JAXA Prepares To Try Making Whiskey In Space
schwit1 writes: An experiment to test how whiskey ages in weightlessness is about to begin on ISS: "H-II Transfer Vehicle No. 5, commonly known as "Kounotori5" or HTV5, was launched on Wednesday from JAXA's Tanegashima Space Center carrying alcohol beverages produced by Suntory to the Japanese Experiment Module aboard the International Space Station, where experiments on the "development of mellowness" will be conducted for a period of about one year in Group 1 and for two or more years (undecided) in Group 2." Don't worry, the astronauts on ISS won't be getting drunk. After the test period is complete the samples will then returned to Earth, untasted, where they will then be compared with control samples.

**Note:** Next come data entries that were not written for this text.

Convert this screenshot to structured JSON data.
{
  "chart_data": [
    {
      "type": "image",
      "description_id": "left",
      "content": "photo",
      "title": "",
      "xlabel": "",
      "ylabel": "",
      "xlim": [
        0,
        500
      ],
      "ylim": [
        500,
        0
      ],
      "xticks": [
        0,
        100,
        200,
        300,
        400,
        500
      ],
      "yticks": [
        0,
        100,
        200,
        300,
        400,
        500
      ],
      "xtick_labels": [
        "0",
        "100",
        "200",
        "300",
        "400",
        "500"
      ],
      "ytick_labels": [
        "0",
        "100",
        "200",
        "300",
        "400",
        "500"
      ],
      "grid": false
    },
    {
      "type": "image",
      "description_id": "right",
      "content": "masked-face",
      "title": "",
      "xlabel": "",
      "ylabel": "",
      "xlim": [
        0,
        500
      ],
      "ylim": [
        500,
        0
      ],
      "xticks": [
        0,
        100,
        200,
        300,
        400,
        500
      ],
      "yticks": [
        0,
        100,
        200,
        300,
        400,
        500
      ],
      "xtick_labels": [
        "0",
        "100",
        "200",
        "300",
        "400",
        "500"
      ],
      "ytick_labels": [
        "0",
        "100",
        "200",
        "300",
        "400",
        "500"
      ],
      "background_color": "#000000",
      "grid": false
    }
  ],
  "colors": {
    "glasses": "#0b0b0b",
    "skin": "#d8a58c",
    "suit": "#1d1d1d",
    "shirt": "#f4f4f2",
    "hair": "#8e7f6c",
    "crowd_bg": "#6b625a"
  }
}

Was the author drinking, whiskey when they titled this submission
I would think so, given that they are shipping already created whiskey up there to sit in zero G... This is about aging booze in zero-G, not creating it there. Having toured a distillery, I can tell you gravity is a very required component in fractional distillation... And during aging gravity helps move the alcohol inside the barrel, via convection.
The title really had me thinking about how you do fractional distillation when there's really no force separating liquid from vapor. Maybe you could use a laser or concentrated sunlight to heat the outside edge of a floating glob of wort and draw the vapor off with vacuum device... I don't think heating the whole mess to boiling would be very productive.
One interesting thing about getting out of a gravity well is everything we ever did before has to be adjusted for the lack of this pull we have been tied to forever. Maybe new alloys could be formed, or other chemical reactions might produce altered results, all from the lack of having a separating force missing from the process.